To help persuade the White House and lawmakers, the U.S. Cannabis Council has hired Bryan Lanza, who served as communications director for the president-elect’s first transition team, to lobby on its behalf.

Marijuana advocates also know Trump is keenly aware of growing populist support for the legalization of marijuana. In October 2023, Gallup found that 70% of Americans support “making marijuana use legal” — more than double the level of support in 2000.

Federal law will trump state laws

Unlike California, Colorado, Maryland and other states that had robust medical marijuana industries before they legalized the recreational use of pot, Minnesota’s medical marijuana policies were very restrictive. There were only two cannabis dispensaries in the state when the Legislature voted to legalize recreational use in the state.

That has allowed state residents to grow small amounts for personal use since August 2023. But developing a full-fledged cannabis business in the state has been slow, with regulations on the industry yet to be finalized and a lottery that would distribute licenses for growers and retail dispensaries delayed until well into next year because of a lawsuit filed by applicants disputing their denials.

Besides the lack of a healthy medical marijuana industry in the state, Josh Collins, spokesman for the Minnesota Office of Cannabis Management, said there was another reason the state could not “flip the switch” and allow immediate sales of cannabis once it was legalized.

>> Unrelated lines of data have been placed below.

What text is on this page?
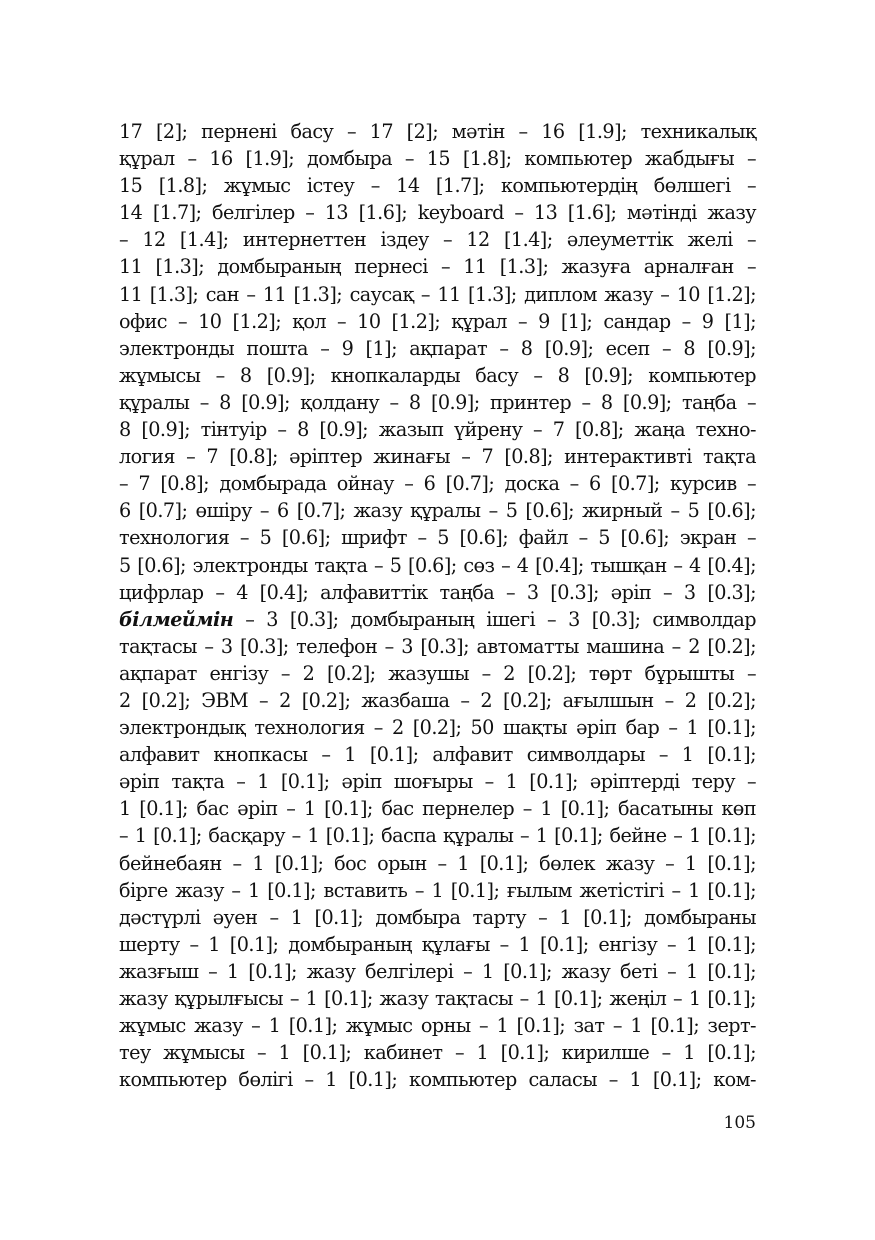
17 [2]; пернені басу – 17 [2]; мәтін – 16 [1.9]; техникалық
құрал – 16 [1.9]; домбыра – 15 [1.8]; компьютер жабдығы –
15 [1.8]; жұмыс істеу – 14 [1.7]; компьютердің бөлшегі –
14 [1.7]; белгілер – 13 [1.6]; keyboard – 13 [1.6]; мәтінді жазу
– 12 [1.4]; интернеттен іздеу – 12 [1.4]; әлеуметтік желі –
11 [1.3]; домбыраның пернесі – 11 [1.3]; жазуға арналған –
11 [1.3]; сан – 11 [1.3]; саусақ – 11 [1.3]; диплом жазу – 10 [1.2];
офис – 10 [1.2]; қол – 10 [1.2]; құрал – 9 [1]; сандар – 9 [1];
электронды пошта – 9 [1]; ақпарат – 8 [0.9]; есеп – 8 [0.9];
жұмысы – 8 [0.9]; кнопкаларды басу – 8 [0.9]; компьютер
құралы – 8 [0.9]; қолдану – 8 [0.9]; принтер – 8 [0.9]; таңба –
8 [0.9]; тінтуір – 8 [0.9]; жазып үйрену – 7 [0.8]; жаңа техно-
логия – 7 [0.8]; әріптер жинағы – 7 [0.8]; интерактивті тақта
– 7 [0.8]; домбырада ойнау – 6 [0.7]; доска – 6 [0.7]; курсив –
6 [0.7]; өшіру – 6 [0.7]; жазу құралы – 5 [0.6]; жирный – 5 [0.6];
технология – 5 [0.6]; шрифт – 5 [0.6]; файл – 5 [0.6]; экран –
5 [0.6]; электронды тақта – 5 [0.6]; сөз – 4 [0.4]; тышқан – 4 [0.4];
цифрлар – 4 [0.4]; алфавиттік таңба – 3 [0.3]; әріп – 3 [0.3];
білмеймін – 3 [0.3]; домбыраның ішегі – 3 [0.3]; символдар
тақтасы – 3 [0.3]; телефон – 3 [0.3]; автоматты машина – 2 [0.2];
ақпарат енгізу – 2 [0.2]; жазушы – 2 [0.2]; төрт бұрышты –
2 [0.2]; ЭВМ – 2 [0.2]; жазбаша – 2 [0.2]; ағылшын – 2 [0.2];
электрондық технология – 2 [0.2]; 50 шақты әріп бар – 1 [0.1];
алфавит кнопкасы – 1 [0.1]; алфавит символдары – 1 [0.1];
әріп тақта – 1 [0.1]; әріп шоғыры – 1 [0.1]; әріптерді теру –
1 [0.1]; бас әріп – 1 [0.1]; бас пернелер – 1 [0.1]; басатыны көп
– 1 [0.1]; басқару – 1 [0.1]; баспа құралы – 1 [0.1]; бейне – 1 [0.1];
бейнебаян – 1 [0.1]; бос орын – 1 [0.1]; бөлек жазу – 1 [0.1];
бірге жазу – 1 [0.1]; вставить – 1 [0.1]; ғылым жетістігі – 1 [0.1];
дәстүрлі әуен – 1 [0.1]; домбыра тарту – 1 [0.1]; домбыраны
шерту – 1 [0.1]; домбыраның құлағы – 1 [0.1]; енгізу – 1 [0.1];
жазғыш – 1 [0.1]; жазу белгілері – 1 [0.1]; жазу беті – 1 [0.1];
жазу құрылғысы – 1 [0.1]; жазу тақтасы – 1 [0.1]; жеңіл – 1 [0.1];
жұмыс жазу – 1 [0.1]; жұмыс орны – 1 [0.1]; зат – 1 [0.1]; зерт-
теу жұмысы – 1 [0.1]; кабинет – 1 [0.1]; кирилше – 1 [0.1];
компьютер бөлігі – 1 [0.1]; компьютер саласы – 1 [0.1]; ком-
105
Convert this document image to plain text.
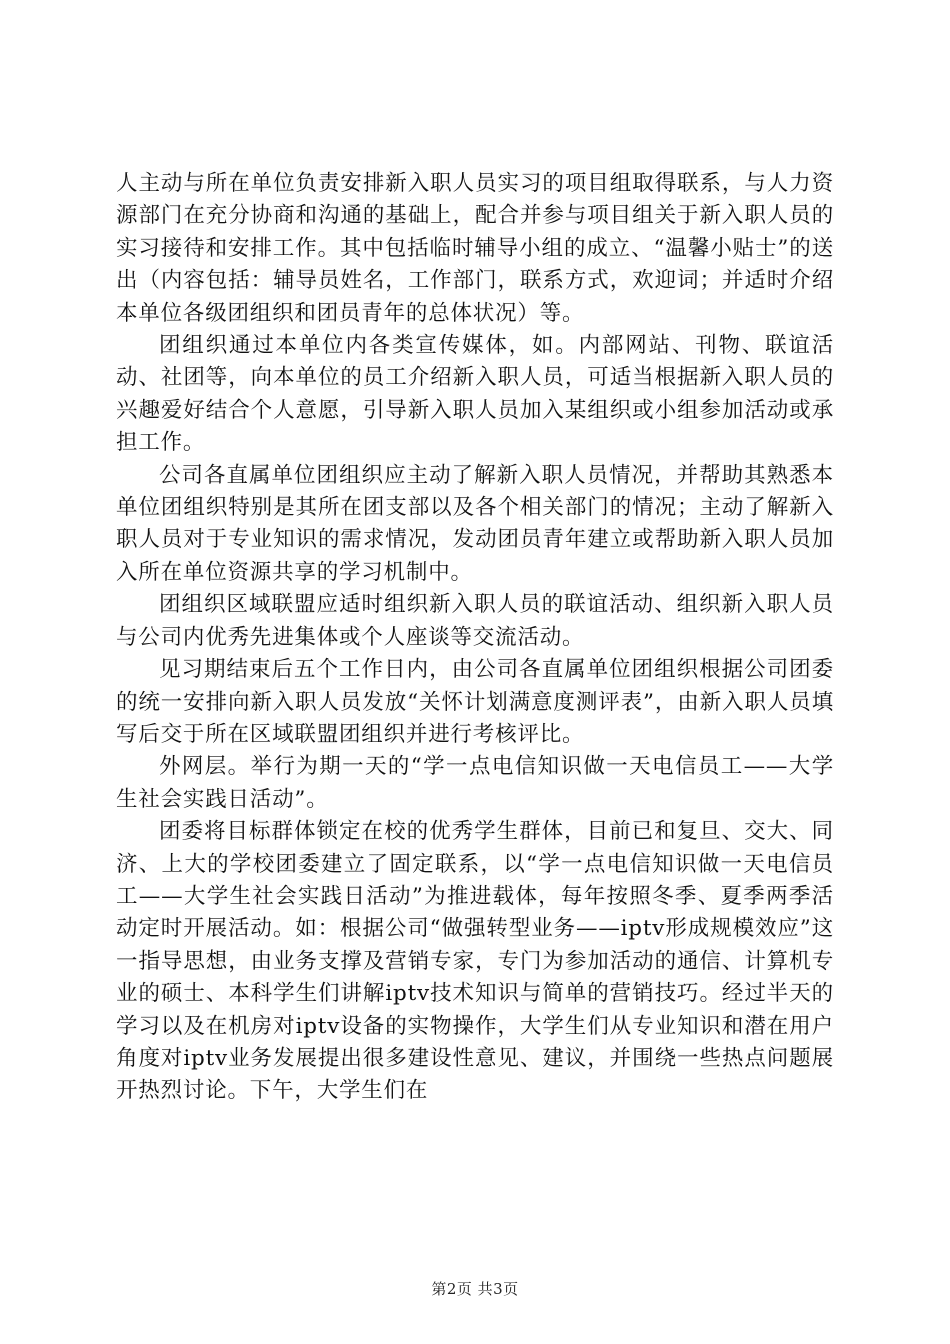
人主动与所在单位负责安排新入职人员实习的项目组取得联系，与人力资源部门在充分协商和沟通的基础上，配合并参与项目组关于新入职人员的实习接待和安排工作。其中包括临时辅导小组的成立、“温馨小贴士”的送出（内容包括：辅导员姓名，工作部门，联系方式，欢迎词；并适时介绍本单位各级团组织和团员青年的总体状况）等。

团组织通过本单位内各类宣传媒体，如。内部网站、刊物、联谊活动、社团等，向本单位的员工介绍新入职人员，可适当根据新入职人员的兴趣爱好结合个人意愿，引导新入职人员加入某组织或小组参加活动或承担工作。

公司各直属单位团组织应主动了解新入职人员情况，并帮助其熟悉本单位团组织特别是其所在团支部以及各个相关部门的情况；主动了解新入职人员对于专业知识的需求情况，发动团员青年建立或帮助新入职人员加入所在单位资源共享的学习机制中。

团组织区域联盟应适时组织新入职人员的联谊活动、组织新入职人员与公司内优秀先进集体或个人座谈等交流活动。

见习期结束后五个工作日内，由公司各直属单位团组织根据公司团委的统一安排向新入职人员发放“关怀计划满意度测评表”，由新入职人员填写后交于所在区域联盟团组织并进行考核评比。

外网层。举行为期一天的“学一点电信知识做一天电信员工——大学生社会实践日活动”。

团委将目标群体锁定在校的优秀学生群体，目前已和复旦、交大、同济、上大的学校团委建立了固定联系，以“学一点电信知识做一天电信员工——大学生社会实践日活动”为推进载体，每年按照冬季、夏季两季活动定时开展活动。如：根据公司“做强转型业务——iptv形成规模效应”这一指导思想，由业务支撑及营销专家，专门为参加活动的通信、计算机专业的硕士、本科学生们讲解iptv技术知识与简单的营销技巧。经过半天的学习以及在机房对iptv设备的实物操作，大学生们从专业知识和潜在用户角度对iptv业务发展提出很多建设性意见、建议，并围绕一些热点问题展开热烈讨论。下午，大学生们在

第2页 共3页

That’s because Minnesota wanted to create a “craft industry” that addressed social equity issues, Collins said.

He also said it’s unclear how Minnesota’s “robust regulatory framework” regarding cannabis would be impacted by moves in Washington, D.C., toward federal legalization.

Federal law usually supersedes state laws, but in some cases state laws can prevail if they are more stringent.  

So Collins said “it would be surprising if some elements of state control would not be preserved.”

For now, he said, Minnesota will continue with its plans. “At this point we are moving forward with our regulatory framework,” he said.